DESCRIPTION (provided by applicant): The objective of this research program is to discover and develop new reaction methodology en route to the synthesis of complex bioactive molecules. Our proposed studies will focus on the development of methods that enable the synthesis of core structural and stereochemical subunits prevalent in many bioactive, polycyclic natural products. The processes that we develop will find utility in the synthesis of a variety of structures for which there is currently no efficient synthetic roadmap. Importantly, the methods presented in this application will be useful outside of the contexts described herein and will arm practitioners of synthetic chemistry (in academics, government, and industry) with a new set of important tools to access crucial building blocks for synthesis.

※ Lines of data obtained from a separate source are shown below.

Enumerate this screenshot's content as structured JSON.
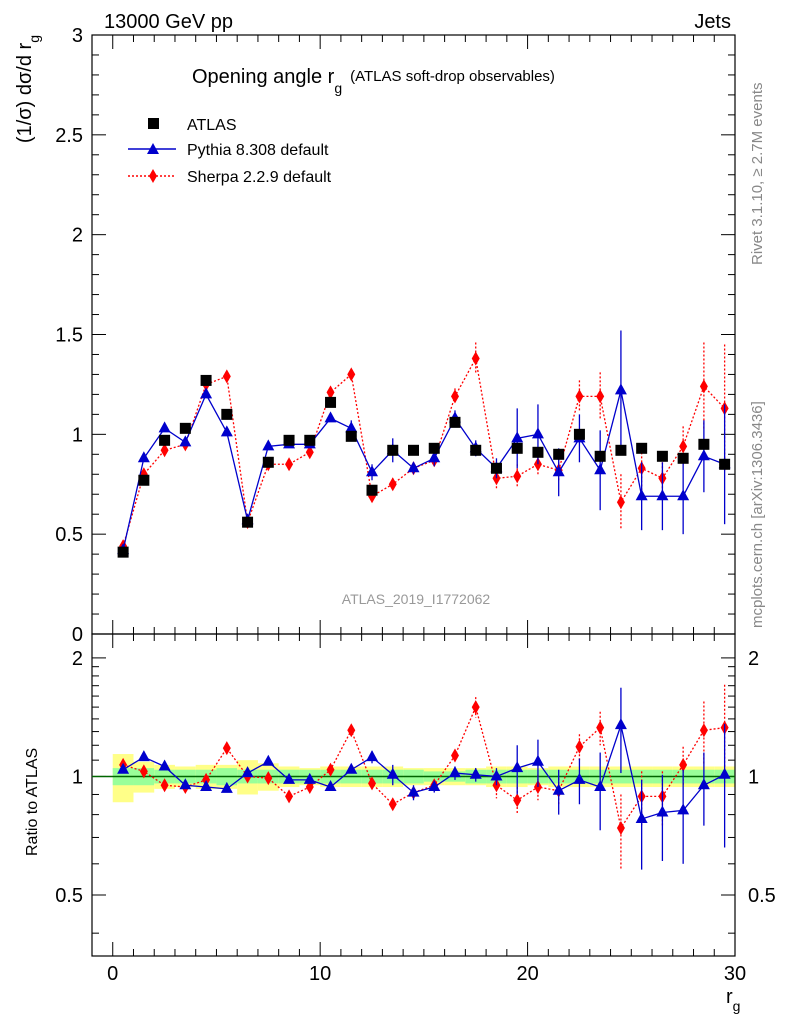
{
  "header": {
    "energy_label": "13000 GeV pp",
    "category_label": "Jets"
  },
  "side_labels": {
    "rivet": "Rivet 3.1.10, ≥ 2.7M events",
    "mcplots": "mcplots.cern.ch [arXiv:1306.3436]"
  },
  "chart_data": [
    {
      "type": "scatter",
      "title": "Opening angle r",
      "title_subscript": "g",
      "subtitle": "(ATLAS soft-drop observables)",
      "ylabel": "(1/σ) dσ/d r",
      "ylabel_subscript": "g",
      "xlabel": "r",
      "xlabel_subscript": "g",
      "watermark": "ATLAS_2019_I1772062",
      "xlim": [
        -1,
        30
      ],
      "ylim": [
        0,
        3
      ],
      "x_ticks": [
        "0",
        "10",
        "20",
        "30"
      ],
      "y_ticks": [
        "0",
        "0.5",
        "1",
        "1.5",
        "2",
        "2.5",
        "3"
      ],
      "legend_position": "top-left",
      "x": [
        0.5,
        1.5,
        2.5,
        3.5,
        4.5,
        5.5,
        6.5,
        7.5,
        8.5,
        9.5,
        10.5,
        11.5,
        12.5,
        13.5,
        14.5,
        15.5,
        16.5,
        17.5,
        18.5,
        19.5,
        20.5,
        21.5,
        22.5,
        23.5,
        24.5,
        25.5,
        26.5,
        27.5,
        28.5,
        29.5
      ],
      "series": [
        {
          "name": "ATLAS",
          "marker": "square",
          "color": "#000000",
          "values": [
            0.41,
            0.77,
            0.97,
            1.03,
            1.27,
            1.1,
            0.56,
            0.86,
            0.97,
            0.97,
            1.16,
            0.99,
            0.72,
            0.92,
            0.92,
            0.93,
            1.06,
            0.92,
            0.83,
            0.93,
            0.91,
            0.9,
            1.0,
            0.89,
            0.92,
            0.93,
            0.89,
            0.88,
            0.95,
            0.85
          ]
        },
        {
          "name": "Pythia 8.308 default",
          "marker": "triangle",
          "line": "solid",
          "color": "#0000cc",
          "values": [
            0.42,
            0.88,
            1.03,
            0.96,
            1.2,
            1.01,
            0.57,
            0.94,
            0.95,
            0.95,
            1.08,
            1.03,
            0.81,
            0.92,
            0.83,
            0.88,
            1.08,
            0.93,
            0.83,
            0.98,
            1.0,
            0.81,
            0.98,
            0.82,
            1.22,
            0.69,
            0.69,
            0.69,
            0.89,
            0.85
          ],
          "errors": [
            0,
            0,
            0,
            0,
            0,
            0,
            0,
            0,
            0,
            0,
            0,
            0.04,
            0.04,
            0.06,
            0.03,
            0.04,
            0.04,
            0.04,
            0.05,
            0.15,
            0.15,
            0.12,
            0.12,
            0.2,
            0.3,
            0.17,
            0.17,
            0.19,
            0.18,
            0.3
          ]
        },
        {
          "name": "Sherpa 2.2.9 default",
          "marker": "diamond",
          "line": "dotted",
          "color": "#ff0000",
          "values": [
            0.44,
            0.8,
            0.92,
            0.95,
            1.25,
            1.29,
            0.56,
            0.85,
            0.85,
            0.91,
            1.21,
            1.3,
            0.69,
            0.75,
            0.83,
            0.87,
            1.19,
            1.38,
            0.78,
            0.79,
            0.85,
            0.82,
            1.19,
            1.19,
            0.66,
            0.83,
            0.78,
            0.94,
            1.24,
            1.13
          ],
          "errors": [
            0,
            0,
            0,
            0,
            0,
            0,
            0,
            0,
            0,
            0,
            0,
            0.02,
            0.02,
            0.03,
            0.03,
            0.03,
            0.04,
            0.08,
            0.06,
            0.06,
            0.06,
            0.06,
            0.08,
            0.12,
            0.14,
            0.12,
            0.12,
            0.1,
            0.22,
            0.32
          ]
        }
      ]
    },
    {
      "type": "scatter",
      "ylabel": "Ratio to ATLAS",
      "xlim": [
        -1,
        30
      ],
      "ylim": [
        0.35,
        2.3
      ],
      "y_ticks": [
        "0.5",
        "1",
        "2"
      ],
      "reference_line": 1,
      "band_colors": {
        "inner": "#99ff99",
        "outer": "#ffff88"
      },
      "band_inner": [
        0.05,
        0.05,
        0.04,
        0.04,
        0.04,
        0.05,
        0.04,
        0.04,
        0.04,
        0.04,
        0.04,
        0.04,
        0.04,
        0.04,
        0.04,
        0.03,
        0.03,
        0.04,
        0.04,
        0.04,
        0.04,
        0.04,
        0.04,
        0.04,
        0.04,
        0.04,
        0.04,
        0.04,
        0.04,
        0.04
      ],
      "band_outer": [
        0.14,
        0.09,
        0.07,
        0.06,
        0.07,
        0.07,
        0.1,
        0.08,
        0.06,
        0.05,
        0.06,
        0.06,
        0.06,
        0.06,
        0.05,
        0.05,
        0.05,
        0.05,
        0.06,
        0.06,
        0.05,
        0.06,
        0.06,
        0.06,
        0.06,
        0.06,
        0.06,
        0.06,
        0.06,
        0.06
      ],
      "series": [
        {
          "name": "Pythia 8.308 default",
          "color": "#0000cc",
          "values": [
            1.04,
            1.12,
            1.06,
            0.95,
            0.94,
            0.93,
            1.02,
            1.09,
            0.98,
            0.98,
            0.94,
            1.04,
            1.12,
            1.01,
            0.91,
            0.94,
            1.02,
            1.01,
            1.0,
            1.05,
            1.09,
            0.92,
            0.98,
            0.94,
            1.35,
            0.78,
            0.81,
            0.82,
            0.95,
            1.01
          ],
          "errors": [
            0,
            0,
            0,
            0,
            0,
            0,
            0,
            0,
            0,
            0,
            0,
            0.02,
            0.04,
            0.06,
            0.04,
            0.03,
            0.04,
            0.04,
            0.05,
            0.15,
            0.15,
            0.12,
            0.13,
            0.21,
            0.33,
            0.2,
            0.2,
            0.22,
            0.2,
            0.35
          ]
        },
        {
          "name": "Sherpa 2.2.9 default",
          "color": "#ff0000",
          "values": [
            1.07,
            1.03,
            0.95,
            0.94,
            0.98,
            1.18,
            1.0,
            0.99,
            0.89,
            0.94,
            1.04,
            1.31,
            0.96,
            0.85,
            0.91,
            0.95,
            1.13,
            1.5,
            0.95,
            0.87,
            0.94,
            0.92,
            1.19,
            1.33,
            0.74,
            0.89,
            0.89,
            1.07,
            1.31,
            1.33
          ],
          "errors": [
            0,
            0,
            0,
            0,
            0,
            0,
            0,
            0,
            0,
            0,
            0,
            0.02,
            0.03,
            0.03,
            0.03,
            0.03,
            0.04,
            0.09,
            0.07,
            0.07,
            0.07,
            0.07,
            0.09,
            0.13,
            0.16,
            0.14,
            0.14,
            0.12,
            0.24,
            0.38
          ]
        }
      ]
    }
  ]
}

The research proposed in this grant application is focused on a) the development of new palladium- and copper-catalyzed enantio-selective alkylation and protonation reactions that produce important building blocks for synthesis, b) the utilization of these novel methods for the synthesis of fused, spiro, and bridged ring system arrays, and c) the implementation of these new tools in the syntheses of numerous natural and non-natural bioactive small molecules. Specifically, we outline approaches to variecolin, przewalskin B, the rocaglate lignans, and the communesin alkaloids. These molecules are important from a biological standpoint, but also serve as a testing ground for our new technologies. As a consequence of this approach, we will have access to a) novel, medicinally relevant structures, b) a general platform for their synthesis, and c) new synthetic methodology that will benefit a host of diverse applications. PUBLIC HEALTH RELEVANCE: At the core of chemistry rests the power to manipulate the elements for the preparation of specific arrays of atoms in a predictable and reliable fashion. As synthetic chemists, our capacity to construct molecules with exquisite precision is unique in the sciences. In this proposal we outline a number of new approaches toward constructing important linkages and implementing these methods in highly complex situations of relevance to human medicine.

描述（由申请人提供）：本研究计划的目的是发现和开发合成复杂生物活性分子的新反应方法。我们提出的研究将集中在开发的方法，使许多生物活性，多环天然产物中普遍存在的核心结构和立体化学亚基的合成。我们开发的方法将在目前没有有效合成路线图的各种结构的合成中找到实用性。重要的是，本申请中提出的方法在本文所述的背景之外将是有用的，并且将用一组新的重要工具来武装合成化学的从业者（学术界、政府和工业界），以获得用于合成的关键构件。本授权申请中提出的研究集中在a）开发新的钯和铜催化的对映选择性烷基化和质子化反应，这些反应产生用于合成的重要构件，B）利用这些新方法合成稠环、螺环和桥环系统阵列，和c）在合成许多天然和非天然生物活性小分子中实施这些新工具。具体而言，我们概述了方法variecolin，przewalskin B，rocaglate木脂素，和communesin生物碱。这些分子从生物学的角度来看很重要，但也是我们新技术的试验场。作为这种方法的结果，我们将获得a）新颖的、医学上相关的结构，B）用于其合成的通用平台，以及c）将有益于许多不同应用的新合成方法。 公共卫生相关性：化学的核心在于以可预测和可靠的方式操纵元素以制备特定的原子阵列。作为合成化学家，我们以精密的精度构建分子的能力在科学界是独一无二的。在这份提案中，我们概述了一些新的方法，以建立重要的联系，并在高度复杂的情况下实施这些方法的相关人类医学。